Capitalizing on Sloane's similar name and birth date, the rogue employee began in November and December 2003 to use Sloane's Social Security number to obtain credit cards, loans, cash advances and other goods and services totaling more than $30,000. Sloane didn't discover the fraud until the end of January 2004, when Citibank notified her it had cancelled her credit card and advised her to contact Equifax Information Services.
Thus began what the 4th Circuit described recently as Sloane's "many months of emotional distress, mental anguish, and humiliation" as she tried repeatedly to correct errors in the credit reporting agency's file.

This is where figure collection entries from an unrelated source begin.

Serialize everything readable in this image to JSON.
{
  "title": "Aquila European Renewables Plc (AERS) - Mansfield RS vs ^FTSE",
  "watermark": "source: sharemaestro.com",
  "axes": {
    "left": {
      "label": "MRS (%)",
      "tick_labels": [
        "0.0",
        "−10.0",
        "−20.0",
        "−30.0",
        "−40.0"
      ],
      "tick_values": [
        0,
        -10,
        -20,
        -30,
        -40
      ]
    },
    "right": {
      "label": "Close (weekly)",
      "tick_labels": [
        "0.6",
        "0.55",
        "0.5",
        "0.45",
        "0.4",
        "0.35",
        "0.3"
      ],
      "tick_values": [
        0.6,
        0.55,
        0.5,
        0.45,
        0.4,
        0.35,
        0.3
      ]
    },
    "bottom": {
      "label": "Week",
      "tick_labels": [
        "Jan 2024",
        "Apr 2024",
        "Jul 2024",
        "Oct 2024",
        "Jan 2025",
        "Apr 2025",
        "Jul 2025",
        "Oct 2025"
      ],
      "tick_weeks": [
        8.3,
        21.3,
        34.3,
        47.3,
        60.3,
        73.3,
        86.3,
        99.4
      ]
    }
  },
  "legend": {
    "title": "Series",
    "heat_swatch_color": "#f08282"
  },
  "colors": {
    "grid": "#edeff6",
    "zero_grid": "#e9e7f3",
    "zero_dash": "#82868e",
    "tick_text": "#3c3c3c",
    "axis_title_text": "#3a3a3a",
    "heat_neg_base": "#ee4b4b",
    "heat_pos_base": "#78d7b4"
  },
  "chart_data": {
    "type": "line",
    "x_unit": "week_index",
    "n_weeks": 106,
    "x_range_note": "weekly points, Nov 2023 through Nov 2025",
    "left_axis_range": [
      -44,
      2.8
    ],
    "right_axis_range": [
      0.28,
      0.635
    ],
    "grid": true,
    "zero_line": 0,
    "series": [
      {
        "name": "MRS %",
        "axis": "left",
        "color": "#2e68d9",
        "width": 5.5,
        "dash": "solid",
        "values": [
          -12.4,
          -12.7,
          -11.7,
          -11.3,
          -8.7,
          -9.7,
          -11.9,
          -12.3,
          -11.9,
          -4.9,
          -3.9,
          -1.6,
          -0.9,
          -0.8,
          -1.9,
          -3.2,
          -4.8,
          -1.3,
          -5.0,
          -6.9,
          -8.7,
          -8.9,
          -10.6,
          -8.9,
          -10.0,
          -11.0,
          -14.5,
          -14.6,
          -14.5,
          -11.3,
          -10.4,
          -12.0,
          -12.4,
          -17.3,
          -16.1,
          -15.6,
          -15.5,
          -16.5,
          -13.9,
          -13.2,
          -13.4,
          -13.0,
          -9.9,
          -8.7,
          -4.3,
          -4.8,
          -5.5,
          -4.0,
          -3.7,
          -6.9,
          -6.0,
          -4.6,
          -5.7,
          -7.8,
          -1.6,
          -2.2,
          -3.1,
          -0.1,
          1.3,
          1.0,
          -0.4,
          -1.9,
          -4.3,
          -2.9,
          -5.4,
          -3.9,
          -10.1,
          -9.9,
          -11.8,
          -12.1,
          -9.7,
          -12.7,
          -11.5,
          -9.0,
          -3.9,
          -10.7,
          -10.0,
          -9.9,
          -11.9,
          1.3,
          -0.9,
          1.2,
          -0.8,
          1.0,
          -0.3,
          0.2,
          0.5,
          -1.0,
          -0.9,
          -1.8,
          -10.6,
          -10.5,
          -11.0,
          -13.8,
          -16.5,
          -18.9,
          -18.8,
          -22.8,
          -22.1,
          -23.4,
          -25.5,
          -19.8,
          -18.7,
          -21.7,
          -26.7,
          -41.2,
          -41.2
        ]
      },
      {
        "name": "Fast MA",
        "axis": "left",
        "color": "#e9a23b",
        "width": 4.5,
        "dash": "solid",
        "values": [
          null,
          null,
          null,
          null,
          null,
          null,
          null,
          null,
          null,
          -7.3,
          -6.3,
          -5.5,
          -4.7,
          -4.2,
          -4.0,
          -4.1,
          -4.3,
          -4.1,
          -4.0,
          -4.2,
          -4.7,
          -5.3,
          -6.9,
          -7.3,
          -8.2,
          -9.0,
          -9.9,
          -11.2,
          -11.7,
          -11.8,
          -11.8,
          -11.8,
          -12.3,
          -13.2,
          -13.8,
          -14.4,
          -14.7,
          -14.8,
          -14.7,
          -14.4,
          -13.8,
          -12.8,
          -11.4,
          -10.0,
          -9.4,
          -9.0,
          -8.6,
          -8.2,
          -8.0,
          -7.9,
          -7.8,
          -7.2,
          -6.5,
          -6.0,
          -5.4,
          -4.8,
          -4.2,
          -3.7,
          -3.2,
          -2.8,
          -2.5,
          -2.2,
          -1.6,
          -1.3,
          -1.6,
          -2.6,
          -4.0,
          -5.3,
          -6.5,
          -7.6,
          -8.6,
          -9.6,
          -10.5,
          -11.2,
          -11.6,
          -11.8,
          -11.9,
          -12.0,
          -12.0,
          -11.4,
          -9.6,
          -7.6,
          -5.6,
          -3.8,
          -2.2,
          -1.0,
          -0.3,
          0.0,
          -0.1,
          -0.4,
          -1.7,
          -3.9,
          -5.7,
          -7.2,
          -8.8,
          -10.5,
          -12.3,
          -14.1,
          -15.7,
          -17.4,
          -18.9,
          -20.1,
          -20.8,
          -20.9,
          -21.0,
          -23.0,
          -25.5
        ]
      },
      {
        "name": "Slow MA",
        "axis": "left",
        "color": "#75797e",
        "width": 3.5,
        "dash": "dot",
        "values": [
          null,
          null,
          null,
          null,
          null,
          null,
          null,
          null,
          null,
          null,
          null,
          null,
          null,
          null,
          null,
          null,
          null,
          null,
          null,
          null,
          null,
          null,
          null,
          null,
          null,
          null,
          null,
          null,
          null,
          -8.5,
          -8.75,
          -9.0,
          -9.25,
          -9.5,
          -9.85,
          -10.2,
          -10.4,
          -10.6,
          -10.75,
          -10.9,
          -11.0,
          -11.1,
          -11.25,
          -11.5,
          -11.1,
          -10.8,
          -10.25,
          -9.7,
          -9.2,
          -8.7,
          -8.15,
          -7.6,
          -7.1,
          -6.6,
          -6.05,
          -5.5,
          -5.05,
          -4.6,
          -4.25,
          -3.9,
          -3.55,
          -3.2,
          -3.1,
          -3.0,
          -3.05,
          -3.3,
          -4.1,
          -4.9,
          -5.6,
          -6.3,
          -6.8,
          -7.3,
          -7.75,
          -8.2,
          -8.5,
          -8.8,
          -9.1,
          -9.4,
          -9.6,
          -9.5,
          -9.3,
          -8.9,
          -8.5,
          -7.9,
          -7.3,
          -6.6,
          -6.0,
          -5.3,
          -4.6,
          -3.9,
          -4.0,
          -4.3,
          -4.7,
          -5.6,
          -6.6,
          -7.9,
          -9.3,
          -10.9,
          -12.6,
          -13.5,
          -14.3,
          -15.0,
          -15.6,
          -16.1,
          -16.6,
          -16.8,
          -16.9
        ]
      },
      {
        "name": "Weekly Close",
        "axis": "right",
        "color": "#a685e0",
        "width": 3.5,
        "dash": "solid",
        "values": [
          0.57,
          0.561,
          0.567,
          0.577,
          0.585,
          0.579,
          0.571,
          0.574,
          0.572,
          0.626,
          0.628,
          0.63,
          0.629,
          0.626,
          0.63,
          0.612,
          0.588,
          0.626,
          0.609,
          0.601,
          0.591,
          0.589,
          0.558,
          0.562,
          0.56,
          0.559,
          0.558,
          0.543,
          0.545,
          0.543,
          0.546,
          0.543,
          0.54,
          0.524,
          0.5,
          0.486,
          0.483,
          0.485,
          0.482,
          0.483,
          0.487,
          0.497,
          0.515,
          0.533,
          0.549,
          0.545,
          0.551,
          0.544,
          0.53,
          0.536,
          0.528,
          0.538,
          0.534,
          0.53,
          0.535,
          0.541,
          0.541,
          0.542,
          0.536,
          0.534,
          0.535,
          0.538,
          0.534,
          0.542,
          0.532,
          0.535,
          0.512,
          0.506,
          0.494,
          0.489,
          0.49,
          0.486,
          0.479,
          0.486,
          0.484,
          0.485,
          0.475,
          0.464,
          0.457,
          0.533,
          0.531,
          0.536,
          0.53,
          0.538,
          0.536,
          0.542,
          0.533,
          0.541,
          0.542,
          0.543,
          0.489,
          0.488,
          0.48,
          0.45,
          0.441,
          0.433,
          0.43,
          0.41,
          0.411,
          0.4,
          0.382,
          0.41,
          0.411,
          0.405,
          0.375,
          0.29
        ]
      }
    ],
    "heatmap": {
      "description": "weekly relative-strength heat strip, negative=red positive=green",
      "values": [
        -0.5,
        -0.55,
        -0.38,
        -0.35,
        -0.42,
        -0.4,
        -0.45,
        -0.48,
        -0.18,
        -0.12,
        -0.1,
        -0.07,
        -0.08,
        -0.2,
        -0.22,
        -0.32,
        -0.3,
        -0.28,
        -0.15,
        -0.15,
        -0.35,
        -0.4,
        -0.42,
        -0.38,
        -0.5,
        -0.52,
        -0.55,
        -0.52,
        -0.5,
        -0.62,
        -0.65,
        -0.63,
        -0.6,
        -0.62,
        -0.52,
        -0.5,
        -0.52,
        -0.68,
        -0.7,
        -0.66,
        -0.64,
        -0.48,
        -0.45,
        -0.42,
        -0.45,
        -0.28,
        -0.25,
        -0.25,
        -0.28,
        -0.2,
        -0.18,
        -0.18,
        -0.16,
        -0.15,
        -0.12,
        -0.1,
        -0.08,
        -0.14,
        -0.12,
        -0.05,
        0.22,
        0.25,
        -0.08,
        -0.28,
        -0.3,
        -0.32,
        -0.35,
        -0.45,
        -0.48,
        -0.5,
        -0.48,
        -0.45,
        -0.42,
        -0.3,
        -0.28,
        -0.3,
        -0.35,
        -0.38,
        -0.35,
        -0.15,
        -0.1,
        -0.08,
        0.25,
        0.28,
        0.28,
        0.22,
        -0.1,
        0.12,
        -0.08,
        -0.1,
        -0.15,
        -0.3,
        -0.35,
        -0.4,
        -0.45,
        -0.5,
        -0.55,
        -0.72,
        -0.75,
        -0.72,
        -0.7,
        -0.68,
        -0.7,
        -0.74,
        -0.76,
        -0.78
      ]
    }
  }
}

The upshot in 2006 was a near-record $351,000 federal jury verdict against Equifax for actual damages: $106,000 for Sloane's economic losses, $245,000 for her mental anguish, plus an order by the judge that Equifax foot Sloane's entire $181,083 legal bill. That grim news for Equifax brightened on Dec. 27, 2007, when the 4th Circuit vacated the grant of attorneys' fees pending further submissions and chopped $95,000 off the emotional distress award. Yet the remaining $150,000 mental anguish award is among the largest ever awarded for negligent erroneous credit reporting under the federal Fair Credit Reporting Act (FCRA).
"The message is that companies who ignore the damages caused by [violations of] the FCRA do so at their peril," says Sloane's attorney A. Hugo Blankingship III, a partner with Blankingship & Associates in Alexandria, Va. The 4th Circuit's approval of hefty compensatory damages is a wake-up call not just for credit bureaus, but for banks, retailers, cellular phone companies and other businesses who risk law suits if they negligently fail to correct erroneous credit information they furnish to credit reporting agencies, Blankingship suggests. "It's going to cost them a lot of money."